Dame Jocelyn Bell Burnell, the woman who discovered radio pulsars, believes that the end could come, not from collision with an asteroid, but through an encounter with a dark comet. If one of these comes visiting it won’t be the impact that will kill us, but the ensuing famine due to the sun being blocked. By and by, no crops, no food. Farmageddon. “Man will eat dog, and man will eat man,” she says. Like something out of Cormac McCarthy’s unrelentingly bleak cli-fi novel The Road. However, Dr Burnell does have a solution — although only of comfort to a few, and even then for a limited time. Head for Iceland, and as long as the volcanoes haven't joined in the chaos, the hot geysers should allow a vegetarian diet to be farmed, for a few decades at any rate.

10. Vacuum decay

Should the vacuum that encloses the universe collapse collapse, the resulting conditions would basically freeze the world, and we're not talking about it being a bit parky — this would be so cold that the laws of physics would change.  This is the ultimate ecological catastrophe — the universe would be wiped out. The Earth would be drawn into an elliptical path resulting in it being ejected from the solar system and being sent hurtling into deep space. Doors to manual, everybody.

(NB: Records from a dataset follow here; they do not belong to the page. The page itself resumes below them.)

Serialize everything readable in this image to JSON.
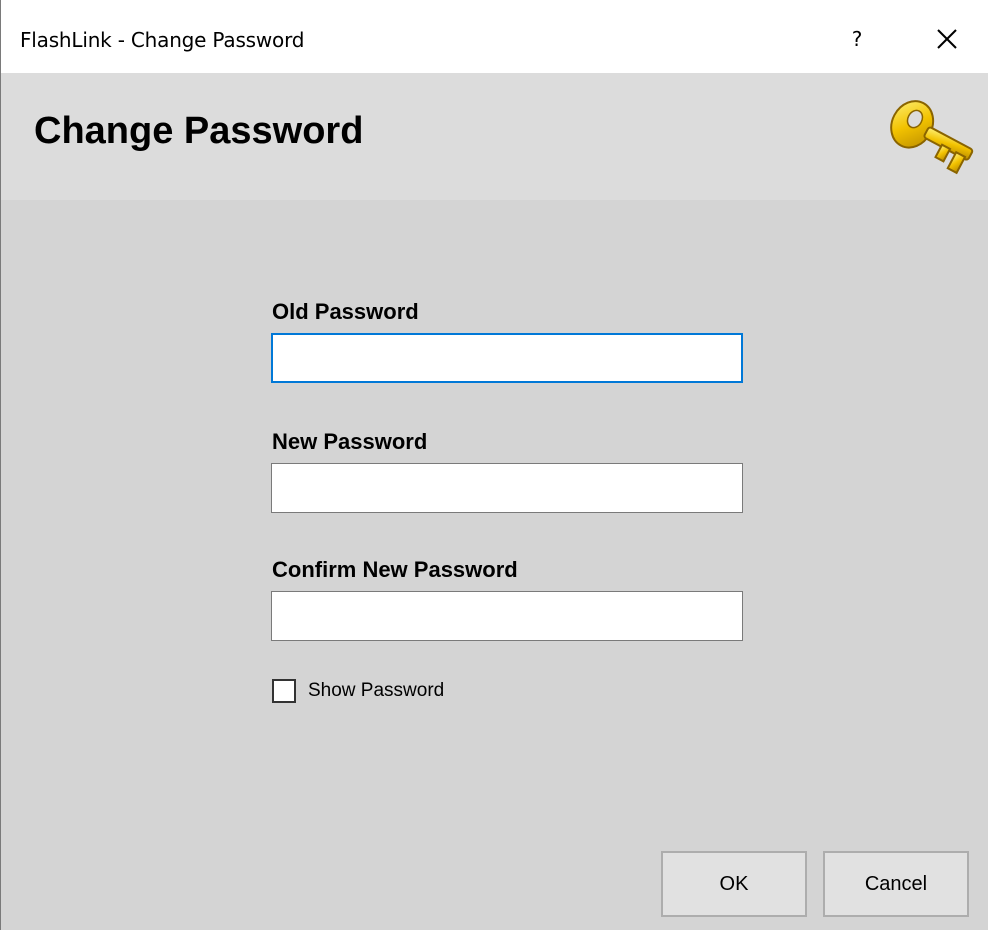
{
  "window": {
    "title": "FlashLink - Change Password",
    "help_label": "?"
  },
  "header": {
    "title": "Change Password",
    "icon": "key-icon"
  },
  "form": {
    "old_password": {
      "label": "Old Password",
      "value": ""
    },
    "new_password": {
      "label": "New Password",
      "value": ""
    },
    "confirm_password": {
      "label": "Confirm New Password",
      "value": ""
    },
    "show_password": {
      "label": "Show Password",
      "checked": false
    }
  },
  "buttons": {
    "ok": "OK",
    "cancel": "Cancel"
  },
  "colors": {
    "focus_border": "#0078d7",
    "key_gold": "#f2c200"
  }
}
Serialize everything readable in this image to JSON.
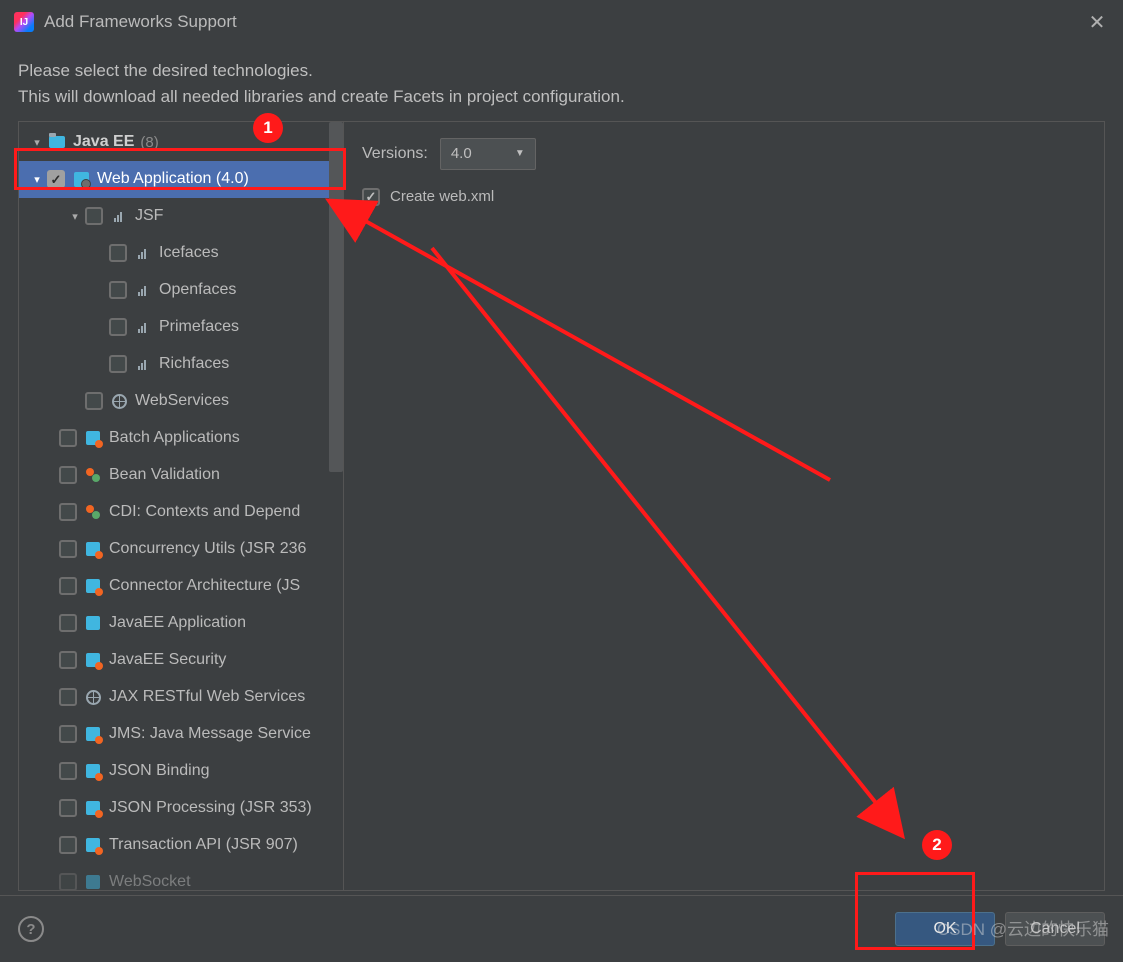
{
  "window": {
    "title": "Add Frameworks Support"
  },
  "instructions": {
    "line1": "Please select the desired technologies.",
    "line2": "This will download all needed libraries and create Facets in project configuration."
  },
  "tree": {
    "root": {
      "label": "Java EE",
      "count": "(8)"
    },
    "webapp": {
      "label": "Web Application (4.0)"
    },
    "jsf": {
      "label": "JSF"
    },
    "icefaces": {
      "label": "Icefaces"
    },
    "openfaces": {
      "label": "Openfaces"
    },
    "primefaces": {
      "label": "Primefaces"
    },
    "richfaces": {
      "label": "Richfaces"
    },
    "webservices": {
      "label": "WebServices"
    },
    "batch": {
      "label": "Batch Applications"
    },
    "beanval": {
      "label": "Bean Validation"
    },
    "cdi": {
      "label": "CDI: Contexts and Depend"
    },
    "concurrency": {
      "label": "Concurrency Utils (JSR 236"
    },
    "connector": {
      "label": "Connector Architecture (JS"
    },
    "javaeeapp": {
      "label": "JavaEE Application"
    },
    "javaeesec": {
      "label": "JavaEE Security"
    },
    "jaxrs": {
      "label": "JAX RESTful Web Services"
    },
    "jms": {
      "label": "JMS: Java Message Service"
    },
    "jsonb": {
      "label": "JSON Binding"
    },
    "jsonp": {
      "label": "JSON Processing (JSR 353)"
    },
    "txapi": {
      "label": "Transaction API (JSR 907)"
    },
    "websocket": {
      "label": "WebSocket"
    }
  },
  "right": {
    "versions_label": "Versions:",
    "version_value": "4.0",
    "create_webxml": "Create web.xml"
  },
  "buttons": {
    "ok": "OK",
    "cancel": "Cancel"
  },
  "annotations": {
    "badge1": "1",
    "badge2": "2"
  },
  "watermark": "CSDN @云边的快乐猫"
}
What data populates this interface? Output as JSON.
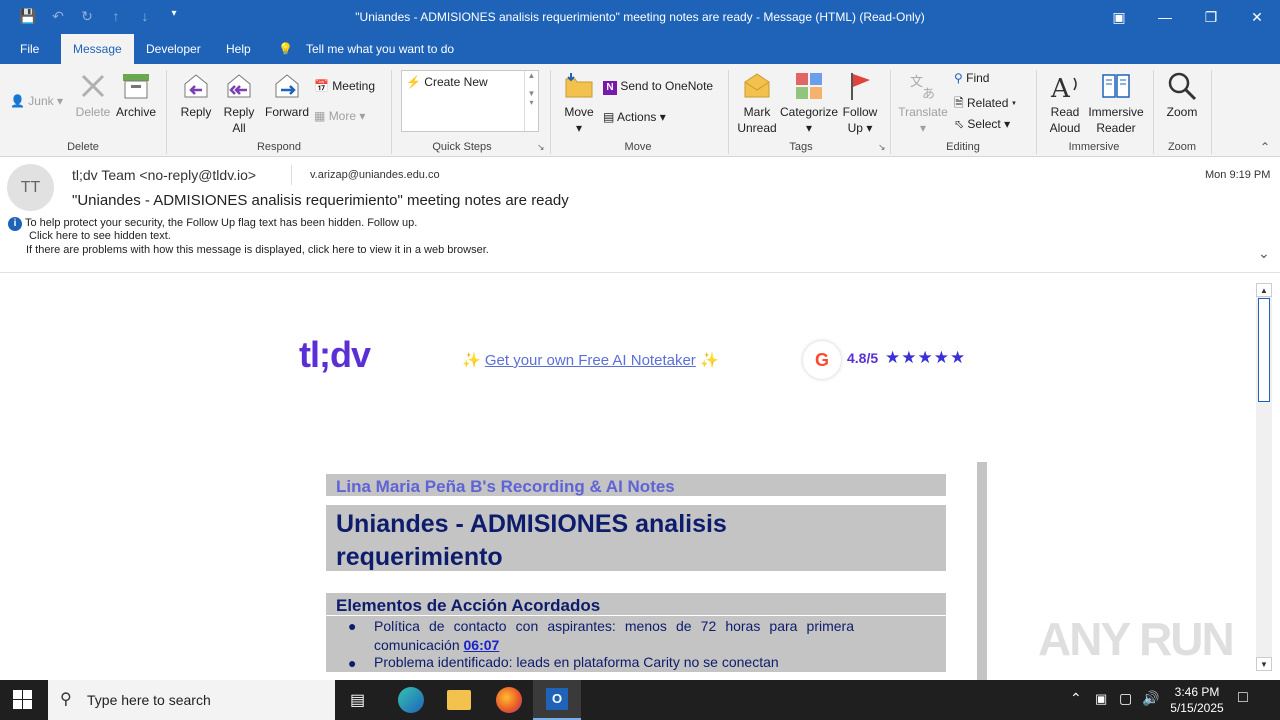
{
  "window": {
    "title": "\"Uniandes - ADMISIONES analisis requerimiento\" meeting notes are ready  -  Message (HTML) (Read-Only)"
  },
  "menu": {
    "tabs": [
      "File",
      "Message",
      "Developer",
      "Help"
    ],
    "tell_me": "Tell me what you want to do"
  },
  "ribbon": {
    "delete_group": {
      "junk": "Junk",
      "delete": "Delete",
      "archive": "Archive",
      "label": "Delete"
    },
    "respond_group": {
      "reply": "Reply",
      "reply_all_1": "Reply",
      "reply_all_2": "All",
      "forward": "Forward",
      "meeting": "Meeting",
      "more": "More",
      "label": "Respond"
    },
    "quick_steps": {
      "create_new": "Create New",
      "label": "Quick Steps"
    },
    "move_group": {
      "move": "Move",
      "onenote": "Send to OneNote",
      "actions": "Actions",
      "label": "Move"
    },
    "tags_group": {
      "mark_1": "Mark",
      "mark_2": "Unread",
      "categorize": "Categorize",
      "follow_1": "Follow",
      "follow_2": "Up",
      "label": "Tags"
    },
    "editing_group": {
      "translate": "Translate",
      "find": "Find",
      "related": "Related",
      "select": "Select",
      "label": "Editing"
    },
    "immersive_group": {
      "read_1": "Read",
      "read_2": "Aloud",
      "imm_1": "Immersive",
      "imm_2": "Reader",
      "label": "Immersive"
    },
    "zoom_group": {
      "zoom": "Zoom",
      "label": "Zoom"
    }
  },
  "message": {
    "avatar": "TT",
    "from": "tl;dv Team <no-reply@tldv.io>",
    "to": "v.arizap@uniandes.edu.co",
    "time": "Mon 9:19 PM",
    "subject": "\"Uniandes - ADMISIONES analisis requerimiento\" meeting notes are ready",
    "info_1": "To help protect your security, the Follow Up flag text has been hidden. Follow up.",
    "info_2": "Click here to see hidden text.",
    "info_3": "If there are problems with how this message is displayed, click here to view it in a web browser."
  },
  "body": {
    "logo": "tl;dv",
    "promo": "Get your own Free AI Notetaker",
    "rating": "4.8/5",
    "recording_title": "Lina Maria Peña B's Recording & AI Notes",
    "meeting_title_1": "Uniandes - ADMISIONES analisis",
    "meeting_title_2": "requerimiento",
    "section": "Elementos de Acción Acordados",
    "item1_text": "Política de contacto con aspirantes: menos de 72 horas para primera comunicación",
    "item1_link": "06:07",
    "item2_text": "Problema identificado: leads en plataforma Carity no se conectan"
  },
  "taskbar": {
    "search": "Type here to search",
    "time": "3:46 PM",
    "date": "5/15/2025"
  },
  "watermark": "ANY RUN",
  "colors": {
    "accent": "#1e63b7",
    "tldv_purple": "#5b2fd6",
    "card_gray": "#c4c4c4",
    "title_navy": "#0d1c6b"
  }
}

More from Hieronymus. He was evidently under no illusions as to the punishment the demons in Hell would be likely to focus on for all eternity if things went badly for a Sinner (i.e. you) at the Last Judgment.

More from Hieronymus. He was evidently under no illusions as to the punishment the demons in Hell would be likely to focus on for all eternity if things went badly for a Sinner (i.e. you) at the Last Judgment.

11. Divine intervention

The Book of Revelation indicated that the world would end on September 23, 2017 (Saturday afternoon). Which it didn’t, as you'll have noticed.

But still, the bible could be right. It's all in there apparently: "And I saw a beast rise up out of the sea, having seven heads and ten horns . . blah blah . . . blasphemy . . blah blah Antichrist. . .blah blah . . .smiting, no more begetting etc.

. . . . Let him that hath understanding count the number of the beast: Six hundred threescore six . . more smiting. . . gameth is up. End of."

[PEDANTIC NOTE: The Beast is 666. No argument about that. But the Neighbour of the Beast would be 664 . The number 665, as usually cited by those who like to banter about such a serous subject, would in fact be across the street from the Beast]

Bants aside, over the centuries the bible's final book has been taken very seriously. Using it as his lodestar, the 17th century Archbishop of Armagh, James Ussher, calculated a 'best before' date for humans of 4/11, 1996. The world would call it a day then.

Learned though the prelate undoubtedly was — his literary collection became the basis for the library at Trinity College, Dublin —  his prediction for the date of Domesday was, self-evidently, out of whack. Undaunted, his avid followers have recalculated and confidently predict that the end is definitely nigh-ish.